Umiltà e umanità sono i fiori più belli della fede – Lunedì della XXIV settimana del Tempo Ordinario
Lunedì della XXIV settimana del Tempo Ordinario – San Giovanni Crisostomo
1Cor 11,17-26.33 Sal 39
+ Dal Vangelo secondo Luca Lc 7,1-10
Neanche in Israele ho trovato una fede così grande.
In quel tempo, Gesù, quando ebbe terminato di rivolgere tutte le sue parole al popolo che stava in ascolto, entrò in Cafàrnao.
Il servo di un centurione era ammalato e stava per morire. Il centurione l’aveva molto caro. Perciò, avendo udito parlare di Gesù, gli mandò alcuni anziani dei Giudei a pregarlo di venire e di salvare il suo servo. Costoro, giunti da Gesù, lo supplicavano con insistenza: «Egli merita che tu gli conceda quello che chiede – dicevano –, perché ama il nostro popolo ed è stato lui a costruirci la sinagoga».
Gesù si incamminò con loro. Non era ormai molto distante dalla casa, quando il centurione mandò alcuni amici a dirgli: «Signore, non disturbarti!
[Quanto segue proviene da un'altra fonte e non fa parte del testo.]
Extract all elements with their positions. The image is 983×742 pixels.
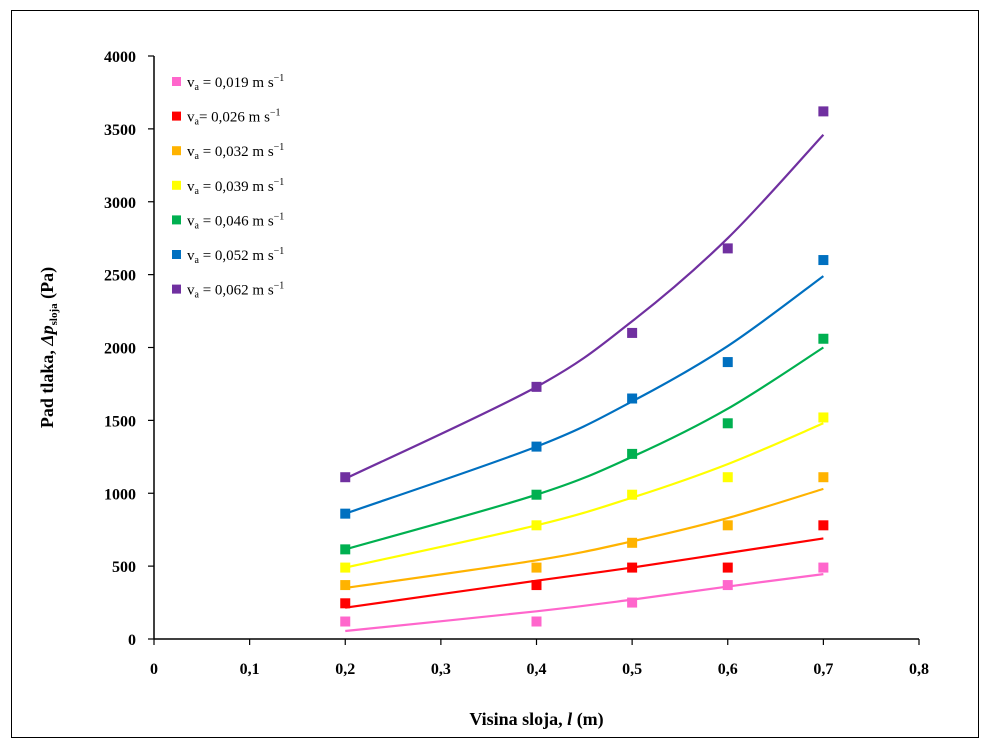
data-point-series-4 [722, 472, 733, 483]
x-tick-label: 0,2 [335, 661, 355, 678]
data-point-series-6 [627, 393, 638, 404]
y-tick-label: 1000 [104, 486, 136, 503]
data-point-series-1 [627, 597, 638, 608]
legend-label-2: va= 0,026 m s−1 [187, 108, 281, 128]
data-point-series-3 [531, 562, 542, 573]
data-point-series-5 [627, 448, 638, 459]
data-point-series-7 [627, 327, 638, 338]
x-tick-label: 0,4 [527, 661, 547, 678]
data-point-series-5 [818, 333, 829, 344]
data-point-series-3 [722, 520, 733, 531]
legend-swatch-4 [172, 180, 181, 190]
x-tick-label: 0,8 [909, 661, 929, 678]
y-tick-label: 1500 [104, 413, 136, 430]
data-point-series-2 [818, 520, 829, 531]
axes [148, 55, 920, 645]
y-axis-title: Pad tlaka, Δpsloja (Pa) [37, 267, 60, 428]
x-tick-label: 0,7 [813, 661, 833, 678]
data-point-series-6 [818, 255, 829, 266]
data-point-series-4 [340, 562, 351, 573]
y-tick-label: 4000 [104, 49, 136, 66]
x-tick-label: 0,6 [718, 661, 738, 678]
legend-swatch-7 [172, 284, 181, 294]
tick-labels: 0 500 1000 1500 2000 2500 3000 3500 4000 0 0,1 0,2 0… [104, 49, 929, 678]
data-point-series-4 [818, 412, 829, 423]
legend-swatch-2 [172, 111, 181, 121]
axis-titles: Visina sloja, l (m) Pad tlaka, Δpsloja (P… [37, 267, 604, 730]
legend-swatch-6 [172, 250, 181, 259]
legend-label-4: va = 0,039 m s−1 [187, 177, 284, 197]
data-point-series-2 [627, 562, 638, 573]
y-tick-label: 2000 [104, 341, 136, 358]
data-point-series-1 [818, 562, 829, 573]
data-point-series-3 [340, 580, 351, 591]
data-point-series-6 [722, 357, 733, 368]
legend-swatch-5 [172, 215, 181, 225]
data-point-series-6 [531, 441, 542, 452]
data-point-series-7 [531, 381, 542, 392]
trendline-series-2 [345, 537, 824, 609]
legend-label-5: va = 0,046 m s−1 [187, 211, 284, 231]
data-point-series-1 [531, 616, 542, 627]
data-point-series-7 [722, 243, 733, 254]
x-axis-title: Visina sloja, l (m) [469, 709, 603, 730]
legend-label-7: va = 0,062 m s−1 [187, 281, 284, 301]
y-tick-label: 3500 [104, 122, 136, 139]
data-point-series-4 [627, 489, 638, 500]
trendline-series-7 [344, 133, 825, 480]
y-tick-label: 3000 [104, 195, 136, 212]
legend-label-1: va = 0,019 m s−1 [187, 73, 284, 93]
data-point-series-3 [818, 472, 829, 483]
data-point-series-3 [627, 537, 638, 548]
y-tick-label: 2500 [104, 268, 136, 285]
data-point-series-2 [722, 562, 733, 573]
x-tick-label: 0,1 [240, 661, 260, 678]
data-point-series-5 [722, 418, 733, 429]
trendlines [344, 133, 825, 633]
legend-label-6: va = 0,052 m s−1 [187, 246, 284, 266]
data-point-series-7 [340, 472, 351, 483]
legend-label-3: va = 0,032 m s−1 [187, 142, 284, 162]
trendline-series-6 [344, 275, 825, 515]
y-tick-label: 500 [112, 559, 136, 576]
data-point-series-5 [531, 489, 542, 500]
x-tick-label: 0 [150, 661, 158, 678]
data-point-series-6 [340, 508, 351, 519]
data-points [340, 106, 829, 627]
legend-swatch-3 [172, 146, 181, 156]
data-point-series-1 [340, 616, 351, 627]
data-point-series-4 [531, 520, 542, 531]
trendline-series-5 [344, 346, 824, 551]
x-tick-label: 0,3 [431, 661, 451, 678]
trendline-series-1 [345, 573, 824, 633]
data-point-series-2 [340, 598, 351, 609]
x-tick-label: 0,5 [622, 661, 642, 678]
data-point-series-2 [531, 580, 542, 591]
data-point-series-1 [722, 580, 733, 591]
data-point-series-7 [818, 106, 829, 117]
legend-swatch-1 [172, 77, 181, 86]
y-tick-label: 0 [128, 632, 136, 649]
trendline-series-3 [345, 487, 824, 590]
data-point-series-5 [340, 544, 351, 555]
legend: va = 0,019 m s−1 va= 0,026 m s−1 va = 0,03… [172, 73, 284, 301]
Io non sono degno che tu entri sotto il mio tetto; per questo io stesso non mi sono ritenuto degno di venire da te; ma di’ una parola e il mio servo sarà guarito. Anch’io infatti sono nella condizione di subalterno e ho dei soldati sotto di me e dico a uno: “Va’!”, ed egli va; e a un altro: “Vieni!”, ed egli viene; e al mio servo: “Fa’ questo!”, ed egli lo fa».
All’udire questo, Gesù lo ammirò e, volgendosi alla folla che lo seguiva, disse: «Io vi dico che neanche in Israele ho trovato una fede così grande!». E gli inviati, quando tornarono a casa, trovarono il servo guarito.
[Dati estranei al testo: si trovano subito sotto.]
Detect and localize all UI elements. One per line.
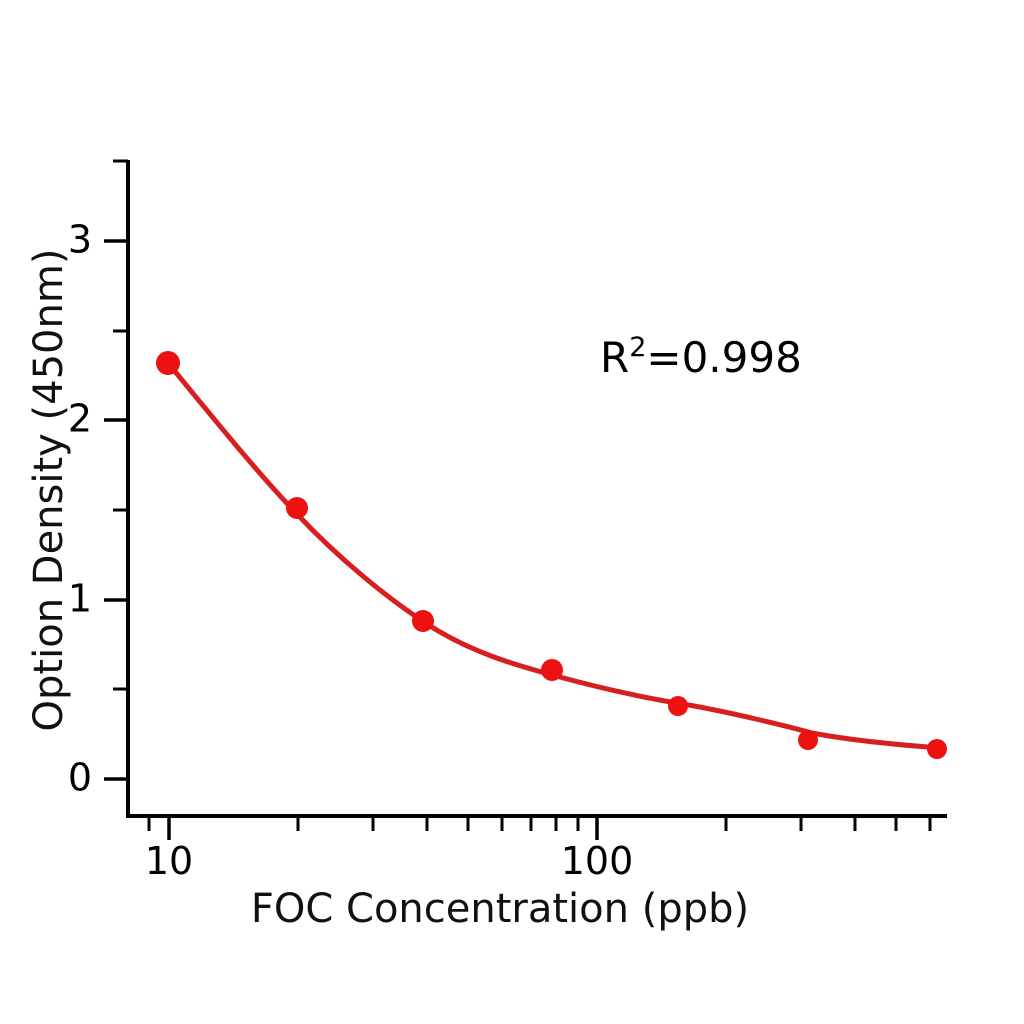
x-axis-title: FOC Concentration (ppb) bbox=[251, 886, 749, 932]
y-tick-label-1: 1 bbox=[68, 577, 92, 621]
data-point-4[interactable] bbox=[541, 659, 563, 681]
y-tick-label-2: 2 bbox=[68, 397, 92, 441]
y-tick-label-0: 0 bbox=[68, 756, 92, 800]
data-point-5[interactable] bbox=[668, 696, 688, 716]
x-axis: 10 100 bbox=[128, 814, 947, 883]
y-axis: 0 1 2 3 bbox=[68, 159, 130, 818]
data-points bbox=[156, 351, 947, 759]
y-tick-label-3: 3 bbox=[68, 218, 92, 262]
r-squared-superscript: 2 bbox=[629, 332, 646, 363]
x-tick-label-100: 100 bbox=[561, 839, 634, 883]
x-tick-label-10: 10 bbox=[145, 839, 193, 883]
data-point-3[interactable] bbox=[412, 610, 434, 632]
fitted-curve bbox=[165, 360, 943, 751]
r-squared-annotation: R2=0.998 bbox=[600, 332, 802, 382]
y-axis-title: Option Density (450nm) bbox=[26, 249, 72, 732]
data-point-7[interactable] bbox=[927, 739, 947, 759]
data-point-6[interactable] bbox=[798, 730, 818, 750]
r-squared-base: R bbox=[600, 333, 629, 382]
data-point-1[interactable] bbox=[156, 351, 180, 375]
data-point-2[interactable] bbox=[286, 497, 308, 519]
r-squared-rest: =0.998 bbox=[646, 333, 801, 382]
Umiltà e umanità sono i fiori più belli della fede
In cosa consiste la fede di questo soldato romano lodata da Gesù? lo si evince innanzitutto dall’umanità con la quale tratta il suo servo che è malato gravemente. Quest’uomo è un sottomesso al potere romano e lui stesso ha dei servi che stanno alle sue dipendenze. Egli vive la sua autorità dando dei comandi che vengono eseguiti dai servi verso i quali si rapporta non come un funzionario ma come fratello. Il suo atteggiamento ci insegna a non trincerarci dietro una funzione per esercitare un potere oppressivo ma ad interpretare la propria autorità come una missione con la quale ci si prende cura degli altri perché li si ha a cuore! La seconda caratteristica della fede del centurione è l’umiltà che mitiga il senso di onnipotenza nel cui delirio si può cadere se si usa l’autorità per accrescere il proprio potere piuttosto per far crescere gli altri. L’umiltà si esprime innanzitutto nel rinunciare a far valere la propria autorità e a parlare in prima persona e poi anche nell’usare il canale della mediazione. La fede mal si coniuga con l’autoreferenzialità ma si concilia benissimo con il coinvolgimento delle altre persone. Umile è colui che chiede aiuto e si fa aiutare nel farlo. La pretesa è il contrario dell’umiltà. E infatti il centurione fa un atto di umiltà, quando si professa indegno nell’accogliere Gesù a casa sua, a cui segue una esplicita professione di fede nella potenza della sua parola. Credere significa essere certi che la parola di Dio è efficace anche quando non se ne vedono i segni. La fede non nasce dai segni, ma è la condizione perché essi si realizzino e che siano riconosciuti. Il vero miracolo è quello che si compie già nell’atto di fede quando si inverte la logica del vedere per credere e diventa credo, perciò vedo. La guarigione del servo rivela che la salvezza operata da Gesù non è il prodotto dei meriti ma è la verità che precede il nostro atto di fede e ne è anche l’oggetto. Credere significa avere la certezza che Dio mi ama a prescindere dai miei meriti come lo è anche l’efficacia della sua parola.
Signore Gesù, donami l’umiltà che lo Spirito Santo ha messo nel cuore del centurione e accresci in me la fede perché non sia vincolata a desideri e speranze mondane ma sia radicata nella salvezza che tu operi a vantaggio degli uomini a prescindere dai loro meriti. Fammi dono della fede perché mi preservi dalla deriva dell’autoreferenzialità e dalla tentazione di esercitare l’autorità con arroganza e per fini personali. L’umiltà mi faccia progredire nell’umanità con la quale testimoniare la fede nelle quotidiane occasioni che mi sono offerte per amare il prossimo come me stesso, per prendermi cura degli altri come ognuno fa con il proprio corpo.